Toprak kokusunun yerini yosun kokusu alıyor. Deniz ve ufuk çizgisi, ruhum kadar geniş engin. Kanatlarım açılıyor, sonsuzluğa uçmak istercesine, hepsi vuslata hazırlık, gökyüzü ışıl ışıl güneşini salıyor üzerime, gözlerim kamaşıyor ufku görüyorum hürlük açılıyor önümde. Dalgalar ayaklarımın dibinde hışırdayarak okşayıp çekiliyor, ıslak kum dibe doğru çekiyor beni, korkma diyor benden zarar gelmez.

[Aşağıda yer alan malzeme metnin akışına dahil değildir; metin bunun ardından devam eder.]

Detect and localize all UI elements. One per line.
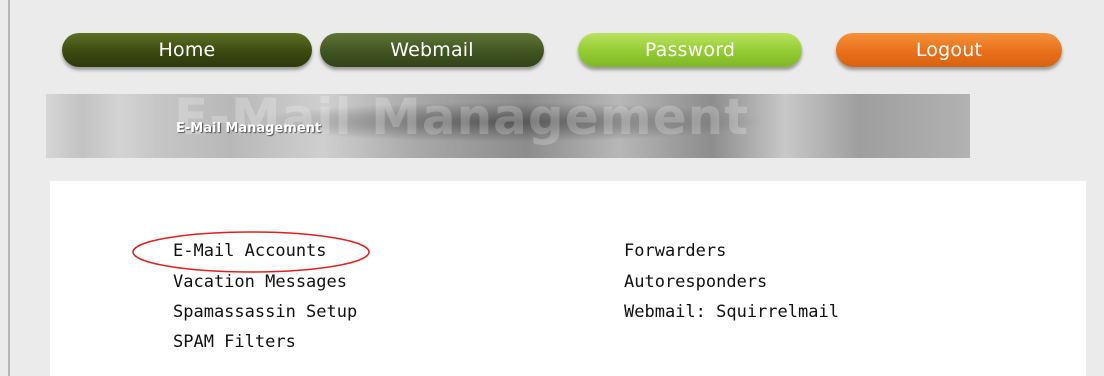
vacation-messages-link[interactable]: Vacation Messages (173, 272, 347, 292)
autoresponders-link[interactable]: Autoresponders (624, 272, 767, 292)
webmail-button[interactable]: Webmail (320, 33, 544, 67)
home-button[interactable]: Home (62, 33, 312, 67)
password-button[interactable]: Password (578, 33, 802, 67)
spam-filters-link[interactable]: SPAM Filters (173, 332, 296, 352)
logout-button[interactable]: Logout (836, 33, 1062, 67)
section-banner: E-Mail Management E-Mail Management (46, 94, 970, 158)
email-accounts-link[interactable]: E-Mail Accounts (173, 241, 327, 261)
spamassassin-setup-link[interactable]: Spamassassin Setup (173, 302, 357, 322)
left-border (8, 0, 10, 376)
webmail-squirrelmail-link[interactable]: Webmail: Squirrelmail (624, 302, 839, 322)
forwarders-link[interactable]: Forwarders (624, 241, 726, 261)
banner-watermark: E-Mail Management (174, 94, 750, 146)
banner-title: E-Mail Management (176, 121, 322, 136)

Deniz çok cömert tüm pırıltılarını benim için yansıtıyor, iyot kokusu, yosun kokusu hücrelerime işlesin pis kokular bir daha ulaşamasın istiyor. Bakışlarım ışıltıdan kamaşıyor, ufuk çizgisi bilinmezliği simgeliyor, git gidebildiğin kadar, gökyüzü keşfet diyor aç kanatlarını uç uçabildiğin kadar. Küçük meltemlerle avunacağına rüzgara dönüş fırtına yarat , kara siluetleri ardında bırak, karanlık karanlığından memnun, karanlık olduğunun farkında değil, ışığın varlığından haberi yok. Benliğim ışığına aşık, aydınlığına kavuşmuş, çevirir mi tekrar yüzünü karanlığa?